Hikmahanto: Pemerintah Belum Kalah dalam Kasus Churchill
Aktual

Hikmahanto: Pemerintah Belum Kalah dalam Kasus Churchill

Oleh:
YOZ
Bacaan 2 Menit
Hikmahanto: Pemerintah Belum Kalah dalam Kasus Churchill
Hukumonline
Pada 24 Pebruari 2014, Majelis Arbitrase pada International Center for Settlement of Investment Dispute (ICSID) yang terdiri dari Gabrielle Kaufmann-Kohler (berkebangsaan Swiss), Albert Jan Van Den Berg (berkebangsaan Belanda) dan Michael Hwang (berkebangsaan Singapura) telah membuat putusan.

Majelis ini memeriksa gugatan yang diajukan oleh Planet Mining Pty Ltd yang didirikan berdasarkan hukum Australia dan merupakan anak perusahaan dari Churchill Mining Plc yang didirikan berdasarkan hukum Inggris dan Wales (Churchill) sebagai Claimant terhadap pemerintah Indonesia sebagai Respondent. Dalam putusan tersebut dinyatakan bahwa Majelis Arbitrase memiliki kewenangan (jurisdiction) atas sengketa yang diajukan.
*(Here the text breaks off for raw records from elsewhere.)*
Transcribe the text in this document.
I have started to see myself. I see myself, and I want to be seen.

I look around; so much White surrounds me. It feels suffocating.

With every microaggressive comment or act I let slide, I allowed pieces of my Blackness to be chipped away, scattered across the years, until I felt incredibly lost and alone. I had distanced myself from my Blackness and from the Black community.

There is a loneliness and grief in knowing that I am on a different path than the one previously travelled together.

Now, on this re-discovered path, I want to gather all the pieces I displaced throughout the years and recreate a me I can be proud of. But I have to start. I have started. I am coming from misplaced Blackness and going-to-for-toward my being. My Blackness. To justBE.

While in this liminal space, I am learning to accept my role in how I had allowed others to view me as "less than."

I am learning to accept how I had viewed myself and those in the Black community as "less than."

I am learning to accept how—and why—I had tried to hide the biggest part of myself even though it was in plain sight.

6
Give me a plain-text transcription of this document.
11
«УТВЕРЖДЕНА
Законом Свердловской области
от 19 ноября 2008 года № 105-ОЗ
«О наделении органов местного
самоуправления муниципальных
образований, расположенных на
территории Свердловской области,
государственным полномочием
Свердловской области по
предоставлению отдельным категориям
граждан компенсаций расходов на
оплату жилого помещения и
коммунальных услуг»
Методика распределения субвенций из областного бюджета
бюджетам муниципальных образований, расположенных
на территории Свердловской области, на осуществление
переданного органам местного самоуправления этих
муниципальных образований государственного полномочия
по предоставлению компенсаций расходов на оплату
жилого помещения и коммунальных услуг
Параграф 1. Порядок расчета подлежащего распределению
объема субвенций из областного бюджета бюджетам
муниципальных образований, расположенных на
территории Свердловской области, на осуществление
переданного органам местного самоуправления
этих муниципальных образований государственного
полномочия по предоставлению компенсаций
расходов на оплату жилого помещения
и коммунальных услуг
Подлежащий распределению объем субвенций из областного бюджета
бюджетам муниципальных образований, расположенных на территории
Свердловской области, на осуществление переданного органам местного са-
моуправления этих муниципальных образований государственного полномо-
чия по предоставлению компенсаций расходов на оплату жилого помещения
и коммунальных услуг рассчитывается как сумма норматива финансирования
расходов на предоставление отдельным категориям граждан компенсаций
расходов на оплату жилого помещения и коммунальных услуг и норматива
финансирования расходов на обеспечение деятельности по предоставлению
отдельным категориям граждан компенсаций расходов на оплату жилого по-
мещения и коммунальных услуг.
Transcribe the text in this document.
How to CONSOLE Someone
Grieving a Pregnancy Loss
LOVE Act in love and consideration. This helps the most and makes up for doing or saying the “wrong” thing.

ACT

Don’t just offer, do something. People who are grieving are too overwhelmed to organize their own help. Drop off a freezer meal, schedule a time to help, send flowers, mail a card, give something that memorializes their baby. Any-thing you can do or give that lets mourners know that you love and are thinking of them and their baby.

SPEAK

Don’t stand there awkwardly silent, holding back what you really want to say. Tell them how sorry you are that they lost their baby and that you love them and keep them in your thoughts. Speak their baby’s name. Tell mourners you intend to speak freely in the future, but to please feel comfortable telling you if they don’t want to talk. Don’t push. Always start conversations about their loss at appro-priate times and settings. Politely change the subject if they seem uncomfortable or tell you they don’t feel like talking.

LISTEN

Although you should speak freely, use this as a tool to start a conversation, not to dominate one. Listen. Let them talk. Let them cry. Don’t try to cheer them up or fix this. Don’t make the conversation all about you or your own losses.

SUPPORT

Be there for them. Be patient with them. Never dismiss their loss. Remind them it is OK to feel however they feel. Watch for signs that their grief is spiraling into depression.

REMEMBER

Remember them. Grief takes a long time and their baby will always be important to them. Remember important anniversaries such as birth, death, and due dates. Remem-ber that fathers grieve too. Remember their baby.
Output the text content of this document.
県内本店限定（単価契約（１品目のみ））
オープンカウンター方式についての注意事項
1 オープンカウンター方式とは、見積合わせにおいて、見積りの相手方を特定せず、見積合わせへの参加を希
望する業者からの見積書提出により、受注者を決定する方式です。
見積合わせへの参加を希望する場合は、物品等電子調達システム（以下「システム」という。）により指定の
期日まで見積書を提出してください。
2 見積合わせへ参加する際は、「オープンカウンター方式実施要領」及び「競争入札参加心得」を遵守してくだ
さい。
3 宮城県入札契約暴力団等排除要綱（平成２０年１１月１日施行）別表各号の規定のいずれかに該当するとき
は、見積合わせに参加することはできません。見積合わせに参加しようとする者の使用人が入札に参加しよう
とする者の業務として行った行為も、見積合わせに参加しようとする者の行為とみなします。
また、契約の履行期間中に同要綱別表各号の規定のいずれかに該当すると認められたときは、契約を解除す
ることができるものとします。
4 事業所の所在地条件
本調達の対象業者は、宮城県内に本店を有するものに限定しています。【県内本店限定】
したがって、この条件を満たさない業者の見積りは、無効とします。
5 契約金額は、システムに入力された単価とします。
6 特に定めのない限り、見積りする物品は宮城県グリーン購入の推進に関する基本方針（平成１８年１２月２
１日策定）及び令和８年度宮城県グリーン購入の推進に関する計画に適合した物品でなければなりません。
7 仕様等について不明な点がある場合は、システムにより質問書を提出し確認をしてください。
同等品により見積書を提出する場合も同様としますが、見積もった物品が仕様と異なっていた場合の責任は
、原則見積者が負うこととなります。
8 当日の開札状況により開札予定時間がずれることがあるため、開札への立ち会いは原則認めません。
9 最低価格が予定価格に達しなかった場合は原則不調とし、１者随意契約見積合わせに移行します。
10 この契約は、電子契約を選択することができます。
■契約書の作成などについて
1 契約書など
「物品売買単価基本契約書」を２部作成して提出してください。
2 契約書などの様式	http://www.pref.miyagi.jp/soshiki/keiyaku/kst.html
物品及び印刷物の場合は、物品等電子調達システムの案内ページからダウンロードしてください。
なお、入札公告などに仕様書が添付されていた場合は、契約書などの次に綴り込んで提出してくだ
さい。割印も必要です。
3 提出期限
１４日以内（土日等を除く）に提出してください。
Guru Besar Hukum Internasional FHUI Hikmahanto Juwana mengatakan, putusan ICSID yang dibuat belumlah menyentuh pokok perkara. Oleh karena itu, pemerintah tidak dapat dikatakan ‘kalah’. “Putusan masih terkait dengan kewenangan Majelis Arbitrase untuk memeriksa perkara,” ujar Himahanto dalam siaran pers yang dikutip hukumonline, Senin (3/3).

Hikmahanto menjelaskan, dalam proses berperkara di lembaga peradilan, termasuk di ICSID, pada intinya ada tiga tahapan yang harus dilalui. Pertama, menentukan apakah lembaga peradilan memiliki kewenangan untuk memeriksa suatu perkara yang diajukan. Istilah hukum yang dikenal di Indonesia adalah eksepsi.

Para pihak akan berargumentasi dan saling mematahkan bahwa lembaga peradilan yang dituju memiliki atau tidak memiliki kewenangan. Majelis yang memeriksa perkara akan menentukan apakah dirinya berwenang atau tidak melalui sebuah putusan. Dalam perkara Churchill, putusan Majelis Arbitrase ada pada tahap ini.

Di tahap ini, pemerintah memiliki upaya hukum berupa pembatalan (annulment) atas putusan terkait dengan kewenangan Majelis Arbitrase. Ini diatur dalam Pasal 52 ayat 1 Konvensi ICSID. Jangka waktu yang diberikan untuk melakukan upaya hukum ini adalah 120 hari sejak putusan diterbitkan.

“Namun, bila pemerintah tidak menggunakan upaya hukum pembatalan maka Majelis Arbitrase akan memasuki tahap pemeriksaan atas pokok perkara,” ujarnya.

Dikatakan Hikmahanto, tahap pemeriksaan pokok perkara akan terkait dengan apa yang menjadi dasar gugatan dan jawaban atas gugatan. Dalam proses ini akan diperiksa oleh Majelis Arbitrase saksi fakta, bukti termasuk juga penyampaian keterangan ahli.

Proses pemeriksaan pokok perkara akan berakhir dengan suatu putusan. “Putusan berisi dikabulkan tuntutan penggugat untuk seluruhnya, dikabulkan tuntutan untuk sebagian atau tuntutan ditolak,” tuturnya.

Setelah putusan atas pokok perkara, tahap berikutnya adalah tahap pelaksanaan (enforcement) dari putusan. “Dalam tahap ini bukannya hal yang mudah. Tenaga, waktu dan biaya masih dibutuhkan, terutama bila pihak yang dikalahkan tidak mau menjalankan putusan secara sukarela,” jelasnya.